Tom Penn, former president of LAFC, has been named as CEO for the new MLS franchise, with a name and crest to be revealed at a later date.

The San Diego project recently surpassed Las Vegas in the race for the league's 30th team. In February, Garber stated that both cities were "the most likely opportunities for 30." By last month, ESPN reported that San Diego's group had gained more momentum. According to The San Diego Union-Tribune, the expansion fee for the MLS franchise "is in the $500 million neighborhood."

San Diego will begin playing in MLS nearly three decades after former league commissioner Doug Logan noted in 1996 that the city was a "prime candidate" for expansion. Since then, an increasingly long list of rumors and reports have emerged regarding interested groups that wanted to bring the top flight of the sport to the Southern California city.

In 2018, one year after the NFL's Chargers moved from San Diego to Los Angeles, San Diego State University won a local election to redevelop the Mission Valley space that the Chargers once occupied into an extension of its campus that included the soon-to-be developed Snapdragon Stadium. A competing "SoccerCity" measure, led by U.S. men's national team icon Landon Donovan, aimed to lure the next MLS franchise but ultimately lost the local election.

Snapdragon Stadium was built and opened by August 2022, and it is currently home to SDSU's football program, Major League Rugby's San Diego Legion and the National Women's Soccer League's San Diego Wave. In September 2022, the Wave broke the NWSL's single-game attendance record with 32,000 packing the stadium for a regular-season game against Angel City FC. A month later, the Wave set an NWSL playoff attendance record with 26,215 watching a 2-1 win over the Chicago Red Stars at the venue.

After recently hosting a soccer friendly between Liga MX's Club America and Club Tijuana in March 2023, Snapdragon Stadium will continue to host the sport this summer through a men's national team exhibition between Mexico and Cameroon on June 10 and a CONCACAF Gold Cup semifinal match on July 12. On July 25, Manchester United will face Wrexham A.F.C. (owned by Hollywood stars Ryan Reynolds and Rob McElhenney) in a friendly at the Mission Valley venue.

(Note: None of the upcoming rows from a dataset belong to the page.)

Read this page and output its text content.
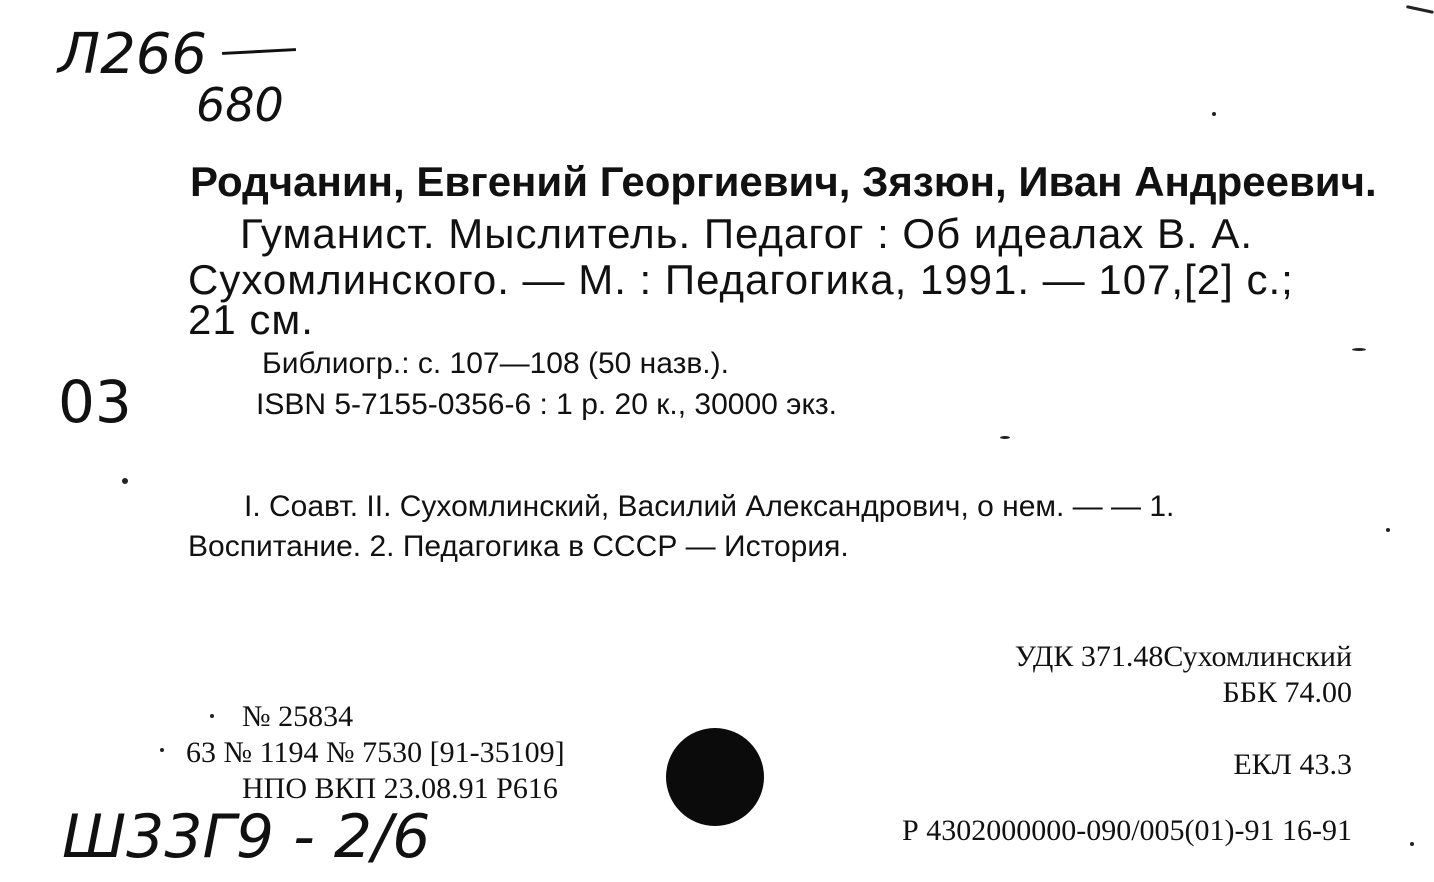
Л266
680
03
Ш33Г9 - 2/6
Родчанин, Евгений Георгиевич, Зязюн, Иван Андреевич.
Гуманист. Мыслитель. Педагог : Об идеалах В. А.
Сухомлинского. — М. : Педагогика, 1991. — 107,[2] с.;
21 см.
Библиогр.: с. 107—108 (50 назв.).
ISBN 5-7155-0356-6 : 1 р. 20 к., 30000 экз.
I. Соавт. II. Сухомлинский, Василий Александрович, о нем. — — 1.
Воспитание. 2. Педагогика в СССР — История.
УДК 371.48Сухомлинский
ББК 74.00
ЕКЛ 43.3
Р 4302000000-090/005(01)-91 16-91
№ 25834
63 № 1194 № 7530 [91-35109]
НПО ВКП 23.08.91 Р616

Regarding additional expansions in MLS, Garber has hinted that the league can go beyond 30. Earlier this year, the league commissioner said that "I believe we could support more than 30 teams. There is no plan today to go to 32. It's not as if we have earmarked cities, but the other [U.S.-based] leagues are this size or close to the size."

The San Diego Loyal, a local professional side that plays in the de facto men's second division of professional soccer in the U.S., are reportedly not involved in the MLS project. Led by Donovan as the executive vice president of soccer operations, the team released a statement earlier this month from chairman and owner Andrew Vassiliadis that stated, "We aren't going anywhere."